# Trying to figure out whats next



## BetterThanYourBentley (Oct 16, 2010)

So Bentley is 14 weeks old now and is sitting coming and laying down well enough and work on it everyday when we play and get food and go outside. Also working on a little bit of heel when we are outside and walking around. I have not worked with birds for a couple weeks because i left them at school in the freezer and dont have any here at home, But playing fetch with toys and water bottles is still great. Starting to wonder what i should work on next? Should i just focus on heel and get that down to perfection. Should i move to retrieving drills. Which im not sure about since i dont have much room where i live unless i go to the park and with snow or mud likely till spring im not sure about how i feel about daily baths. Any advice is welcome i have a general idea of my training plan and i have it all at school but forgot to bring that home too. so thats why i have just been working on the basic obediance inside and outside in the yard.


----------



## hotel4dogs (Sep 29, 2008)

I didn't see it mentioned, but I would work on "stay", too. Steadiness is pretty important in the hunt games!


----------



## Swampcollie (Sep 6, 2007)

At 14 to 16 weeks I'm usually working on teaching sit, here and heel as well as introducing the whistle for those commands. When "Sit" gets established, you can begin to introduce casting in the yard. 

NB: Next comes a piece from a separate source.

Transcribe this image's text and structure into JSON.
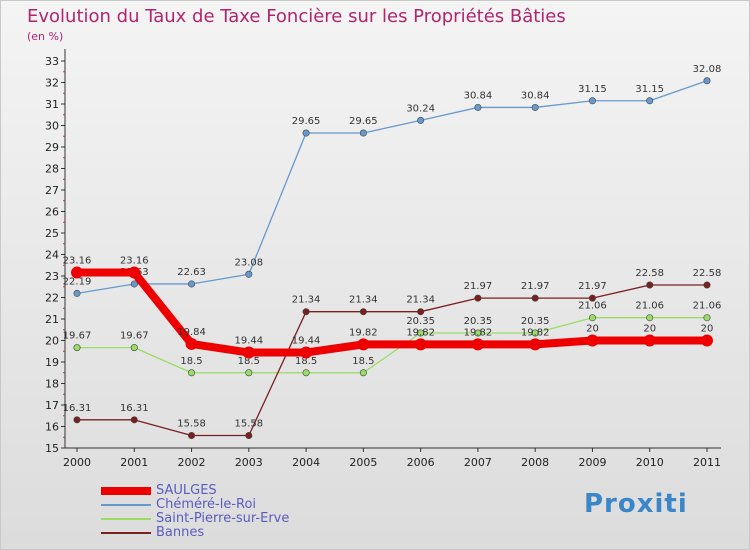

Marks should be singles in areas without a lot of distraction. Use a check cord to ensure compliance with obedience commands. Don't demand complete steadiness from the pup at this point. You want to build the pups' desire to make the retrieve. If the pups butt stays on the ground long enough to see the fall it's steady enough at this point. (We'll demand absolute steadiness after OB is formalized.)

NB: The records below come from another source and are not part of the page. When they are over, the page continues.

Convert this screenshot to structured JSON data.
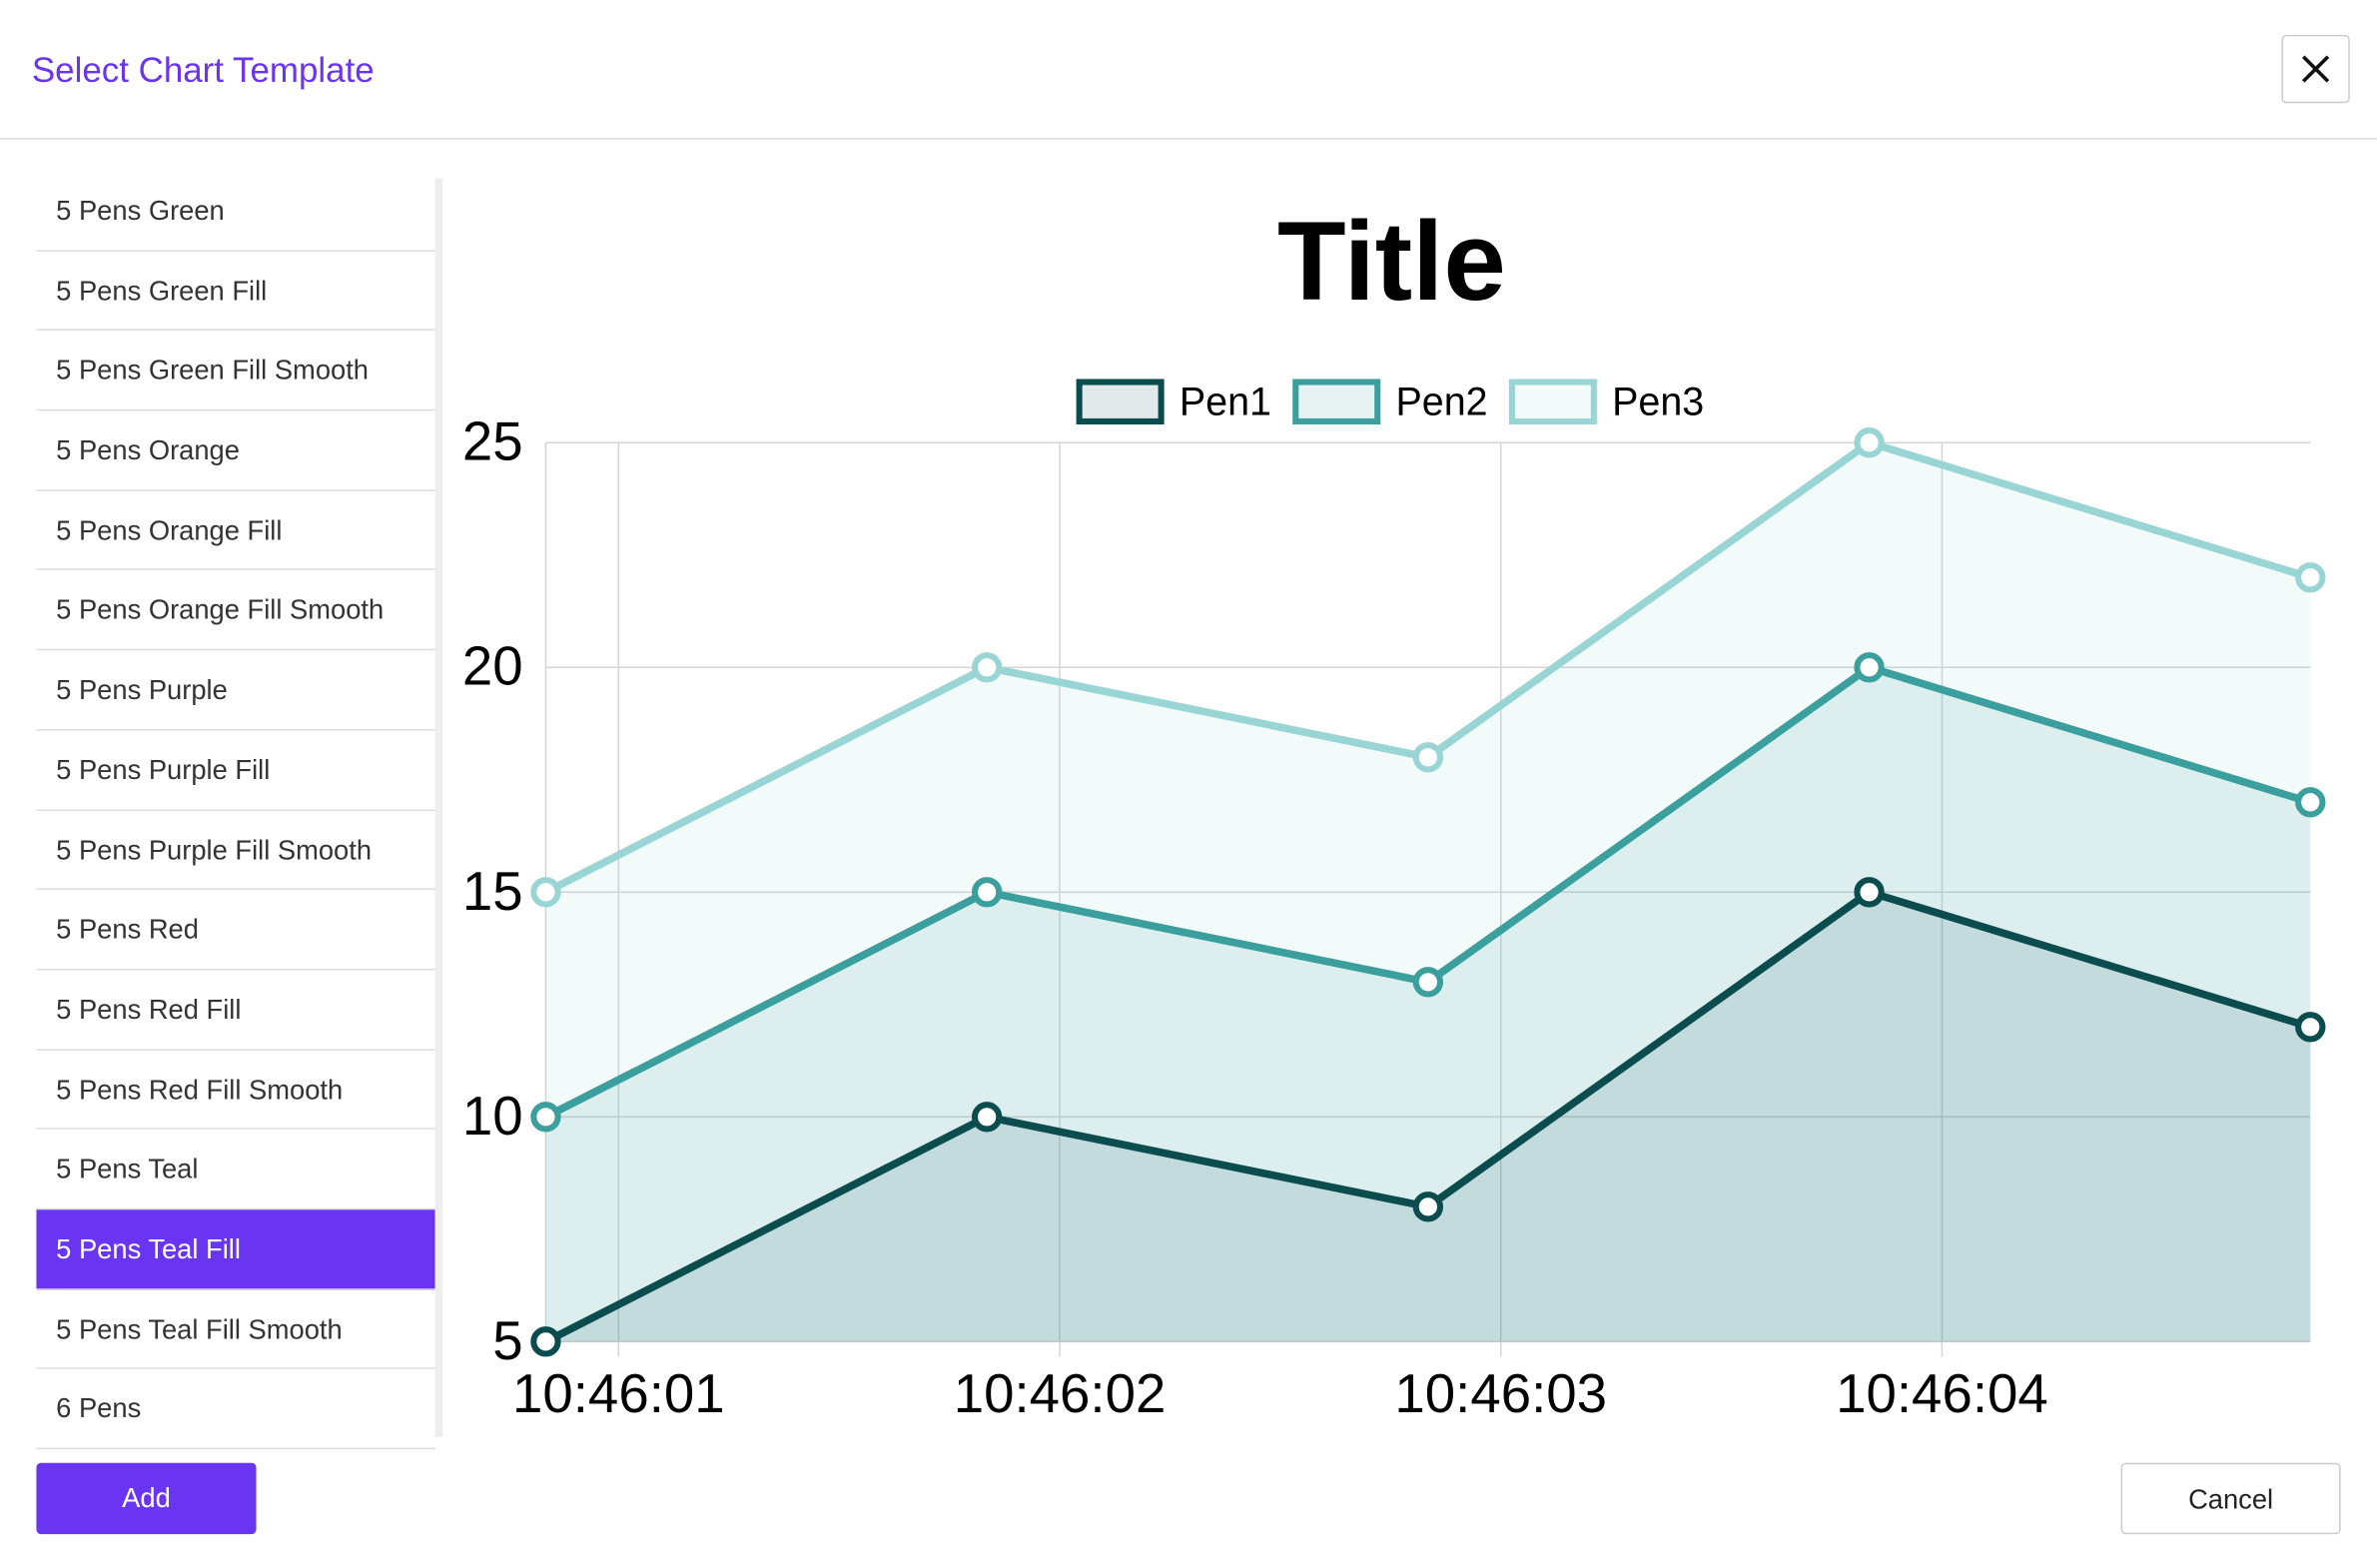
{
  "header": {
    "title": "Select Chart Template"
  },
  "list": {
    "items": [
      "5 Pens Green",
      "5 Pens Green Fill",
      "5 Pens Green Fill Smooth",
      "5 Pens Orange",
      "5 Pens Orange Fill",
      "5 Pens Orange Fill Smooth",
      "5 Pens Purple",
      "5 Pens Purple Fill",
      "5 Pens Purple Fill Smooth",
      "5 Pens Red",
      "5 Pens Red Fill",
      "5 Pens Red Fill Smooth",
      "5 Pens Teal",
      "5 Pens Teal Fill",
      "5 Pens Teal Fill Smooth",
      "6 Pens"
    ],
    "selected": 13
  },
  "buttons": {
    "add": "Add",
    "cancel": "Cancel"
  },
  "chart_data": {
    "type": "line",
    "title": "Title",
    "x": [
      38760.835,
      38761.835,
      38762.835,
      38763.835,
      38764.835
    ],
    "xlim": [
      38760.835,
      38764.835
    ],
    "xticks": [
      {
        "value": 38761,
        "label": "10:46:01"
      },
      {
        "value": 38762,
        "label": "10:46:02"
      },
      {
        "value": 38763,
        "label": "10:46:03"
      },
      {
        "value": 38764,
        "label": "10:46:04"
      }
    ],
    "ylim": [
      5,
      25
    ],
    "yticks": [
      5,
      10,
      15,
      20,
      25
    ],
    "grid": true,
    "fill": true,
    "legend": "top",
    "series": [
      {
        "name": "Pen1",
        "color": "#0b4d4f",
        "values": [
          5,
          10,
          8,
          15,
          12
        ]
      },
      {
        "name": "Pen2",
        "color": "#3a9f9d",
        "values": [
          10,
          15,
          13,
          20,
          17
        ]
      },
      {
        "name": "Pen3",
        "color": "#9ad5d5",
        "values": [
          15,
          20,
          18,
          25,
          22
        ]
      }
    ]
  }
}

It's getting time to seek a helper (or pick up a remote launcher/winger) to throw marks for the pup so you can extend the distance as the pup progresses.


----------



## sterregold (Dec 9, 2009)

Lots of things you can do--it is mostly socialization and positive association building at this point anyhow. We are having a miserable rainy day here so Bonnie will be learning inside today!

See if there is a paint roller in the utility room/workshop at your folks, or else visit the hardware store tomorrow. They are cheap, excellent retrieval items for youngsters and encourage good mouth habits. Pups generally like them and pick them up by the middle. You can do hand thrown marks in a hallway with these.

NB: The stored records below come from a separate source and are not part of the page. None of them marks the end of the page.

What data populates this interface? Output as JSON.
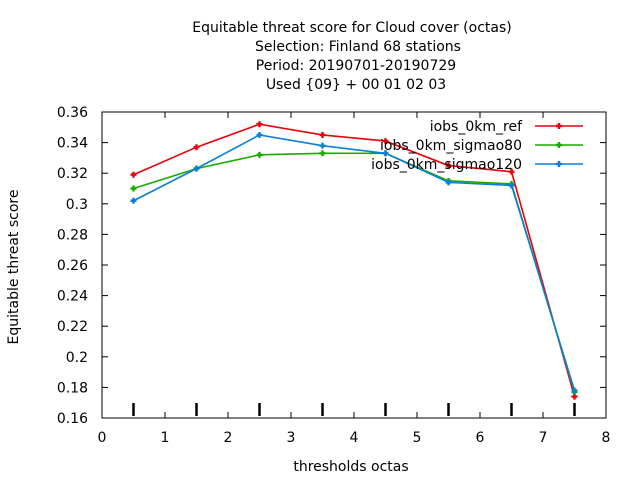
{
  "chart_data": {
    "type": "line",
    "title_lines": [
      "Equitable threat score  for Cloud cover (octas)",
      "Selection: Finland     68 stations",
      "Period: 20190701-20190729",
      "Used {09} + 00 01 02 03"
    ],
    "xlabel": "thresholds octas",
    "ylabel": "Equitable threat score",
    "xlim": [
      0,
      8
    ],
    "ylim": [
      0.16,
      0.36
    ],
    "x_ticks": [
      "0",
      "1",
      "2",
      "3",
      "4",
      "5",
      "6",
      "7",
      "8"
    ],
    "y_ticks": [
      "0.16",
      "0.18",
      "0.2",
      "0.22",
      "0.24",
      "0.26",
      "0.28",
      "0.3",
      "0.32",
      "0.34",
      "0.36"
    ],
    "grid": false,
    "legend_position": "top-right",
    "sample_markers_x": [
      0.5,
      1.5,
      2.5,
      3.5,
      4.5,
      5.5,
      6.5,
      7.5
    ],
    "x": [
      0.5,
      1.5,
      2.5,
      3.5,
      4.5,
      5.5,
      6.5,
      7.5
    ],
    "series": [
      {
        "name": "iobs_0km_ref",
        "color": "#e8000b",
        "values": [
          0.319,
          0.337,
          0.352,
          0.345,
          0.341,
          0.325,
          0.321,
          0.174
        ]
      },
      {
        "name": "iobs_0km_sigmao80",
        "color": "#1aaa00",
        "values": [
          0.31,
          0.323,
          0.332,
          0.333,
          0.333,
          0.315,
          0.313,
          0.177
        ]
      },
      {
        "name": "iobs_0km_sigmao120",
        "color": "#0a7fd9",
        "values": [
          0.302,
          0.323,
          0.345,
          0.338,
          0.333,
          0.314,
          0.312,
          0.178
        ]
      }
    ]
  }
}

Go for walks and let him experience a variety of natural elements so he gets confident with them--leaves, sticks, logs, rocks, ditches....

Do short, reward-based obedience sessions working on skills like here, sit, down, heel, kennel-up and wait. Remember keep it short and fun.

An excellent inside game for yucky days is food-bowl casting. Sit the pup in front of you (facing you like a whistle sit position), and have a helper set down a little bowl with a couple of kibbles in it. They can rattle it so that the pup knows there is something in it, or have the pup watch as they put the treat in. Then give pup an over cast to the bowl. Don't know how well it transfers over to handling eventually, but pups enjoy it and quite a few of my friends now do it with their pups. Bonnie has a pretty good sit now, so I make her wait and watch while I set it out and then return in front of her to cast. 

Little games can really stick with them in skills development. My obedience trainer teaches a scent discrimination game in her puppy classes with pups as young as 10 weeks old. I do not personally go far with obedience (there is only so much time!) but some of my friends for whom it is the primary activity swear their dogs pick up the articles exercise for utility sooo much faster because of it.


----------